18. An integrated back-sheet for a back contact photovoltaic module, comprising:

a polymer substrate; and

a die cut metal foil circuit adhered to the polymer substrate by an extruded thermoplastic adhesive layer between the polymer substrate and the die cut metal foil circuit.

19. An integrated back-sheet for a back contact photovoltaic module, comprising:

a polymer substrate; and

a patterned metal foil circuit adhered to the polymer substrate by an extruded thermoplastic adhesive layer between the polymer substrate and the patterned metal foil circuit, wherein the patterned metal foil circuit is characterized by edges having side surfaces with a root-mean-square (RMS) roughness value of less than about 40 nm within a 5×5 μm2 area measured by atomic force microscopy.
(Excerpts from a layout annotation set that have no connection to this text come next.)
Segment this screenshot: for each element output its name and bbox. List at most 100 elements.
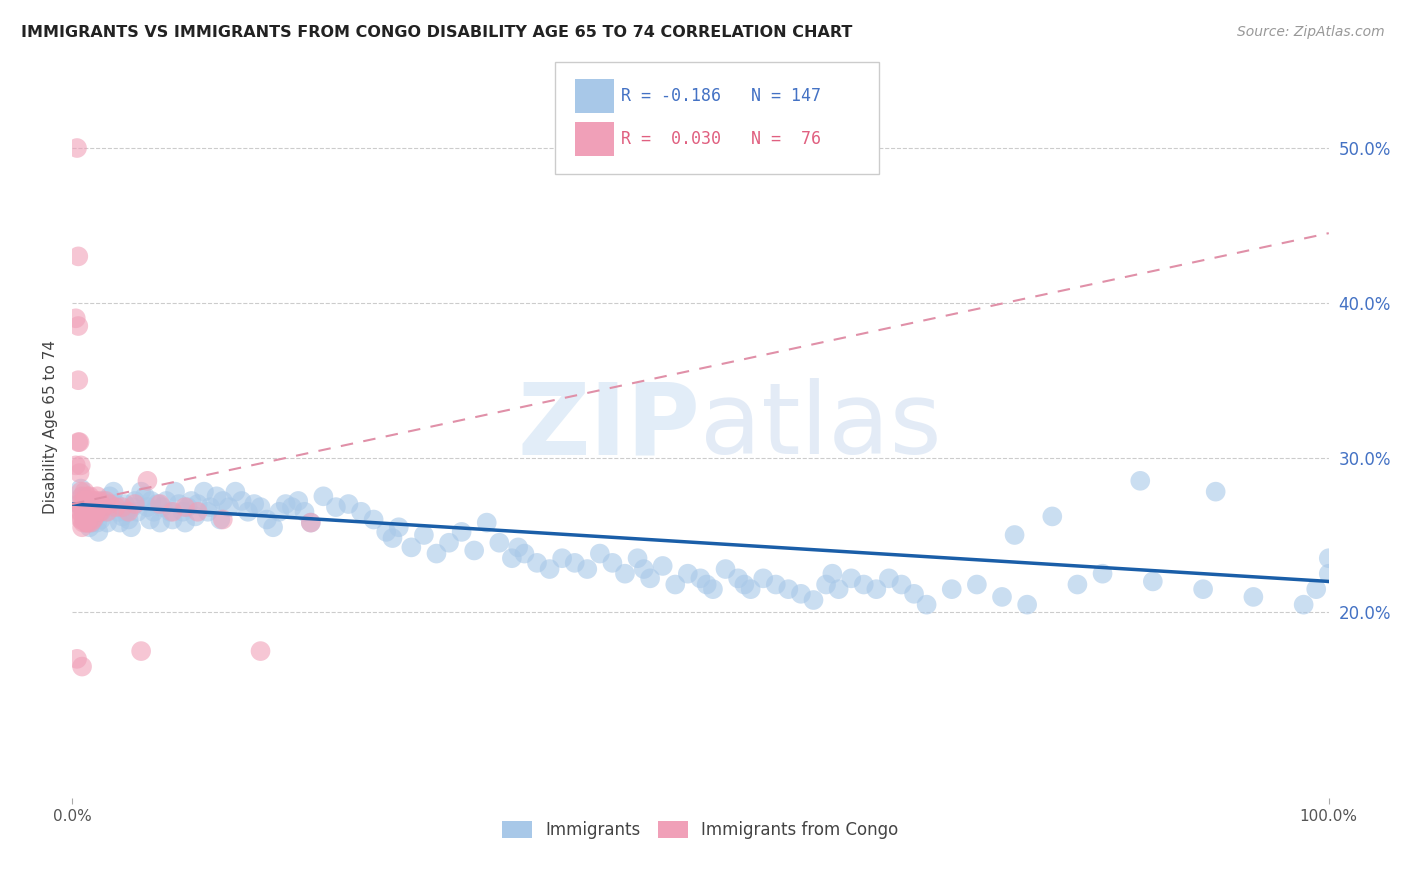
Point	[90, 505, 112, 519]
Point	[67, 435, 90, 450]
Point	[75, 516, 97, 530]
Point	[98, 489, 121, 503]
Point	[93, 494, 115, 508]
Point	[689, 571, 711, 585]
Point	[120, 520, 142, 534]
Point	[84, 505, 107, 519]
Point	[236, 505, 259, 519]
Point	[187, 505, 209, 519]
Point	[381, 531, 404, 545]
Point	[79, 500, 101, 515]
Point	[96, 505, 118, 519]
Point	[124, 497, 146, 511]
Point	[114, 497, 136, 511]
Point	[815, 577, 838, 591]
Point	[69, 505, 91, 519]
Point	[538, 562, 561, 576]
Point	[363, 512, 385, 526]
Point	[714, 562, 737, 576]
Point	[1066, 577, 1088, 591]
Point	[1142, 574, 1164, 589]
Point	[1317, 566, 1340, 581]
Point	[152, 500, 174, 515]
Point	[93, 500, 115, 515]
Point	[69, 458, 91, 473]
Text: Source: ZipAtlas.com: Source: ZipAtlas.com	[1237, 25, 1385, 39]
Point	[299, 516, 322, 530]
Point	[141, 494, 163, 508]
Point	[111, 500, 134, 515]
Point	[76, 494, 98, 508]
Point	[105, 497, 128, 511]
Point	[778, 582, 800, 597]
Point	[73, 512, 96, 526]
Point	[626, 551, 648, 566]
Point	[94, 505, 117, 519]
Point	[218, 500, 240, 515]
Point	[69, 512, 91, 526]
Point	[243, 497, 266, 511]
Point	[87, 524, 110, 539]
Text: R = -0.186   N = 147: R = -0.186 N = 147	[621, 87, 821, 105]
Point	[184, 509, 207, 524]
Point	[82, 494, 104, 508]
Point	[142, 505, 165, 519]
Point	[269, 505, 291, 519]
Point	[72, 494, 94, 508]
Point	[90, 497, 112, 511]
Point	[96, 516, 118, 530]
Point	[129, 484, 152, 499]
Point	[80, 497, 103, 511]
Point	[165, 484, 187, 499]
Point	[167, 497, 190, 511]
Point	[117, 512, 139, 526]
Point	[463, 543, 485, 558]
Point	[70, 659, 93, 673]
Point	[1091, 566, 1114, 581]
Point	[162, 505, 184, 519]
Point	[890, 577, 912, 591]
Point	[501, 551, 523, 566]
Point	[790, 587, 813, 601]
Point	[299, 516, 322, 530]
Point	[224, 484, 246, 499]
Point	[86, 500, 108, 515]
Point	[1317, 551, 1340, 566]
Point	[412, 528, 434, 542]
Point	[111, 509, 134, 524]
Point	[1004, 528, 1026, 542]
Point	[76, 516, 98, 530]
Point	[696, 577, 718, 591]
Point	[82, 505, 104, 519]
Point	[101, 500, 124, 515]
Point	[69, 497, 91, 511]
Point	[638, 571, 661, 585]
Point	[76, 500, 98, 515]
Text: R =  0.030   N =  76: R = 0.030 N = 76	[621, 130, 821, 148]
Point	[72, 505, 94, 519]
Point	[903, 587, 925, 601]
Point	[86, 489, 108, 503]
Point	[80, 505, 103, 519]
Point	[437, 535, 460, 549]
Point	[1192, 582, 1215, 597]
Point	[82, 505, 104, 519]
Text: atlas: atlas	[700, 378, 942, 475]
Point	[211, 512, 233, 526]
Point	[69, 482, 91, 496]
Point	[765, 577, 787, 591]
Y-axis label: Disability Age 65 to 74: Disability Age 65 to 74	[44, 340, 58, 514]
Point	[87, 500, 110, 515]
Point	[67, 318, 90, 333]
Point	[79, 489, 101, 503]
Point	[65, 458, 87, 473]
Point	[1205, 484, 1227, 499]
Point	[262, 520, 284, 534]
Point	[70, 489, 93, 503]
Point	[877, 571, 900, 585]
Point	[73, 512, 96, 526]
Point	[676, 566, 699, 581]
Point	[664, 577, 686, 591]
Point	[136, 474, 159, 488]
Point	[73, 497, 96, 511]
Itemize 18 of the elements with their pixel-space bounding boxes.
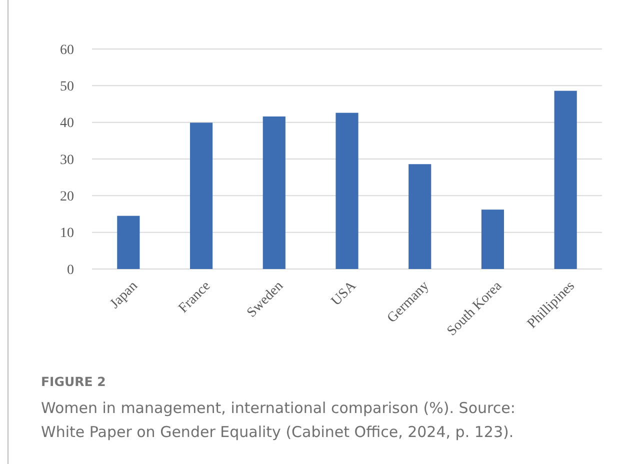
y-tick-label: 60: [60, 42, 74, 58]
bar: [408, 164, 432, 269]
bar: [481, 210, 504, 269]
text: White Paper on Gender Equality (Cabinet Office, 2024, p. 123).: [41, 423, 514, 441]
text: Women in management, international comparison (%). Source:: [41, 399, 516, 417]
y-tick-label: 20: [60, 190, 74, 205]
y-tick-label: 10: [60, 226, 74, 242]
y-tick-label: 50: [60, 80, 74, 95]
bar: [554, 90, 577, 269]
y-tick-label: 40: [60, 116, 74, 132]
x-tick-label: USA: [328, 278, 360, 310]
bar: [117, 216, 140, 269]
y-tick-label: 0: [67, 262, 74, 278]
y-tick-label: 30: [60, 152, 74, 168]
bar: [262, 116, 286, 269]
text: FIGURE 2: [41, 374, 106, 389]
bar: [336, 112, 358, 269]
bar: [190, 122, 213, 269]
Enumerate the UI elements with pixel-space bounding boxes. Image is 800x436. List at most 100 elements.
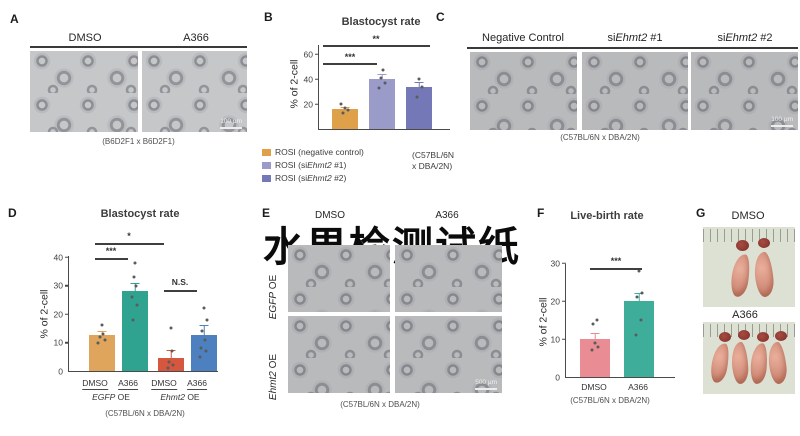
significance-label: N.S. — [171, 277, 189, 287]
data-point — [593, 341, 597, 345]
placenta — [738, 330, 750, 340]
y-tick-label: 60 — [303, 48, 313, 59]
condition-header-dmso: DMSO — [315, 210, 345, 221]
strain-caption: (C57BL/6N x DBA/2N) — [570, 396, 650, 405]
data-point — [132, 275, 136, 279]
error-bar — [377, 74, 387, 84]
pup — [730, 341, 750, 385]
y-tick-mark — [315, 78, 319, 80]
data-point — [205, 318, 209, 322]
panel-g: G DMSO A366 — [696, 202, 800, 414]
pup-photo-dmso — [703, 227, 795, 307]
legend-swatch — [262, 161, 271, 169]
significance-label: *** — [610, 256, 622, 266]
legend-item: ROSI (negative control) — [262, 147, 364, 157]
data-point — [203, 338, 207, 342]
data-point — [130, 295, 134, 299]
bar-a366 — [624, 301, 654, 377]
data-point — [637, 269, 641, 273]
y-tick-label: 20 — [303, 98, 313, 109]
bar-dmso — [580, 339, 610, 377]
scale-bar: 100 μm — [220, 118, 242, 129]
data-point — [634, 333, 638, 337]
micrograph-egfp-a366 — [395, 245, 502, 312]
pup — [766, 341, 789, 385]
data-point — [339, 102, 343, 106]
x-category-label: A366 — [118, 378, 138, 390]
y-tick-mark — [315, 103, 319, 105]
scale-bar: 500 μm — [475, 379, 497, 390]
y-tick-mark — [65, 313, 69, 315]
strain-note: (C57BL/6N x DBA/2N) — [412, 150, 455, 172]
condition-header-a366: A366 — [732, 309, 758, 321]
legend-label: ROSI (negative control) — [275, 147, 364, 157]
micrograph-ehmt2-a366: 500 μm — [395, 316, 502, 393]
data-point — [199, 346, 203, 350]
significance-line — [323, 45, 430, 47]
panel-c: C Negative Control siEhmt2 #1 siEhmt2 #2… — [434, 8, 800, 148]
panel-d-label: D — [8, 206, 17, 220]
condition-header-a366: A366 — [183, 32, 209, 44]
condition-header-a366: A366 — [435, 210, 459, 221]
placenta — [775, 331, 787, 341]
significance-label: *** — [344, 52, 356, 62]
legend-swatch — [262, 174, 271, 182]
plot-area: 0 10 20 30 — [551, 259, 675, 381]
placenta — [757, 332, 769, 342]
chart-title: Live-birth rate — [570, 210, 644, 222]
data-point — [635, 295, 639, 299]
data-point — [135, 303, 139, 307]
error-bar — [130, 282, 140, 300]
panel-g-label: G — [696, 206, 706, 220]
data-point — [171, 363, 175, 367]
chart-title: Blastocyst rate — [341, 16, 421, 28]
y-tick-mark — [562, 338, 566, 340]
data-point — [170, 349, 174, 353]
condition-header-dmso: DMSO — [731, 210, 765, 222]
significance-line — [95, 243, 164, 245]
y-tick-mark — [315, 53, 319, 55]
y-tick-mark — [562, 262, 566, 264]
y-tick-label: 10 — [53, 337, 63, 348]
data-point — [596, 345, 600, 349]
y-axis-label: % of 2-cell — [288, 59, 301, 109]
micrograph-egfp-dmso — [288, 245, 390, 312]
pup-photo-a366 — [703, 322, 795, 394]
data-point — [420, 85, 424, 88]
x-category-label: DMSO — [581, 382, 607, 392]
legend-label: ROSI (siEhmt2 #1) — [275, 160, 347, 170]
header-rule — [467, 47, 798, 49]
chart-title: Blastocyst rate — [100, 208, 180, 220]
condition-header-negative-control: Negative Control — [482, 32, 564, 44]
condition-header-siehmt2-2: siEhmt2 #2 — [717, 32, 773, 44]
panel-e-label: E — [262, 206, 271, 220]
bar-egfp-dmso — [89, 335, 115, 371]
panel-e: E DMSO A366 EGFP OE Ehmt2 OE 500 μm (C57… — [258, 202, 534, 417]
panel-c-label: C — [436, 10, 445, 24]
group-label-egfp-oe: EGFP OE — [92, 392, 130, 402]
strain-caption: (C57BL/6N x DBA/2N) — [560, 133, 640, 142]
significance-line — [323, 63, 377, 65]
group-label-ehmt2-oe: Ehmt2 OE — [160, 392, 200, 402]
data-point — [343, 106, 347, 110]
plot-area: 0 10 20 30 40 — [54, 253, 218, 375]
data-point — [590, 348, 594, 352]
placenta — [758, 238, 770, 248]
row-label-egfp-oe: EGFP OE — [268, 274, 279, 320]
bar-rosi-siehmt2-1 — [369, 79, 395, 129]
data-point — [639, 318, 643, 322]
y-tick-label: 40 — [303, 73, 313, 84]
strain-caption: (C57BL/6N x DBA/2N) — [105, 409, 185, 418]
pup — [753, 251, 775, 298]
y-tick-label: 20 — [53, 308, 63, 319]
bar-rosi-siehmt2-2 — [406, 86, 432, 129]
data-point — [131, 318, 135, 322]
significance-label: *** — [105, 246, 117, 256]
panel-a: A DMSO A366 100 μm (B6D2F1 x B6D2F1) — [8, 10, 258, 155]
data-point — [415, 95, 419, 98]
legend-item: ROSI (siEhmt2 #2) — [262, 173, 346, 183]
data-point — [169, 326, 173, 330]
scale-bar: 100 μm — [771, 116, 793, 127]
legend-item: ROSI (siEhmt2 #1) — [262, 160, 346, 170]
20. A back contact solar cell module comprising:

the integrated back-sheet of claim 19;

a back contact photovoltaic cell having a front side and a back side, said photovoltaic cell having electrical contacts on the back side of the photovoltaic cell;

an interlayer dielectric layer between the patterned metal foil circuit of the integrated backsheet and the electrical contacts on the back side of the back contact photovoltaic cell, said interlayer dielectric layer having one or more holes aligned over one or more of said patterned metal foil circuits, wherein the electrical contacts on the back side of the photovoltaic cell are electrically connected to one or more of said patterned metal foil circuits through said holes in said interlayer dielectric layer.

21. The back contact solar cell module of claim 20 wherein the patterned metal foil circuit is adhered to the polymer substrate by an extruded ethylene copolymer adhesive.